Viele der 20 Betroffenen auf der am Freitag vom Schweizer Bundesrat veröffentlichten Liste sind ehemalige Minister der gestürzten Regierung. Unter ihnen sind der ehemalige Regierungschef Nikolai Asarow sowie die Ex-Minister für Finanzen, Juri Kolobow, und Justiz, Olena Lukasch, sowie der ehemalige Generalstaatsanwalt Viktor Pschonka.

Banken in der Schweiz, die Gelder dieser Personen verwalten, sind nun verpflichtet, sie der Direktion für Völkerrecht im Schweizer Außenministerium zu melden. Nach Angaben von Ministeriumssprecher Pierre-Alain Eltschinger hat die Regierung in Bern diese Maßnahmen von sich aus ergriffen. Die Übergangsregierung in Kiew habe bislang nicht darum gebeten, erklärte er Donnerstagabend.
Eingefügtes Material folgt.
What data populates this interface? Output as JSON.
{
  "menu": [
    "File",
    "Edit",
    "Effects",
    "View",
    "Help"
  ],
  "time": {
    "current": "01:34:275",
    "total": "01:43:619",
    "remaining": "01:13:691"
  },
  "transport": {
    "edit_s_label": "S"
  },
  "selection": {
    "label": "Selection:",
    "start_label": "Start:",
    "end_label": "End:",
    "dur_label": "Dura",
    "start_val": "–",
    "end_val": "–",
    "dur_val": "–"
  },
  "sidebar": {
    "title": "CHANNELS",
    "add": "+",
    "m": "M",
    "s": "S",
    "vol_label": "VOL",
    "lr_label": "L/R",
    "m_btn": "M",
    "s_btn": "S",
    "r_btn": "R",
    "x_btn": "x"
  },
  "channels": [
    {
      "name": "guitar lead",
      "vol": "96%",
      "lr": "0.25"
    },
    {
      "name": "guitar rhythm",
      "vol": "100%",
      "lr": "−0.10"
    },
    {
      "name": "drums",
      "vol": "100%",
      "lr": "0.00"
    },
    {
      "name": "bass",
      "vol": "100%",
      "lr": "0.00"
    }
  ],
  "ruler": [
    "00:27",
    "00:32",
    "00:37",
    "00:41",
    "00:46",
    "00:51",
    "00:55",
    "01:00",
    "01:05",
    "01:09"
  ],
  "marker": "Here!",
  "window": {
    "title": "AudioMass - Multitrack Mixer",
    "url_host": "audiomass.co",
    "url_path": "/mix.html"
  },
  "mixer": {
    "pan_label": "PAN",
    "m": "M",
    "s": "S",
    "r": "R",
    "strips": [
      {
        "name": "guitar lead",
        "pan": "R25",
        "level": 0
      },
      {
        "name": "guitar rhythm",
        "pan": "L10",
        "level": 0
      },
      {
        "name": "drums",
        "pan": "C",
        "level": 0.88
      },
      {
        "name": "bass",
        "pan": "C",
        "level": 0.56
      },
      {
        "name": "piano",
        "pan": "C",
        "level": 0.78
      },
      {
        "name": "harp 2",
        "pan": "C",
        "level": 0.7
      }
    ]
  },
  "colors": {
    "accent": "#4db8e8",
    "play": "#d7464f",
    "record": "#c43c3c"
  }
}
Österreich sperrte derweil auf Ersuchen der neuen Kiewer Führung die Konten von 18 Ukrainern. Angesichts der noch andauernden Diskussion auf EU-Ebene zur Umsetzung möglicher Sanktionen sei dies eine erste Vorsichtsmaßnahme, sagte Außenminister Sebastian Kurz.

Die ukrainische Regierung habe in jedem der 18 Fälle eine Begründung geliefert, warum das Konto eingefroren werden sollte. Es geht um den Verdacht von Menschenrechtsverletzungen beim blutigen Machtkampf in der Ukraine sowie um Korruptionsverdacht.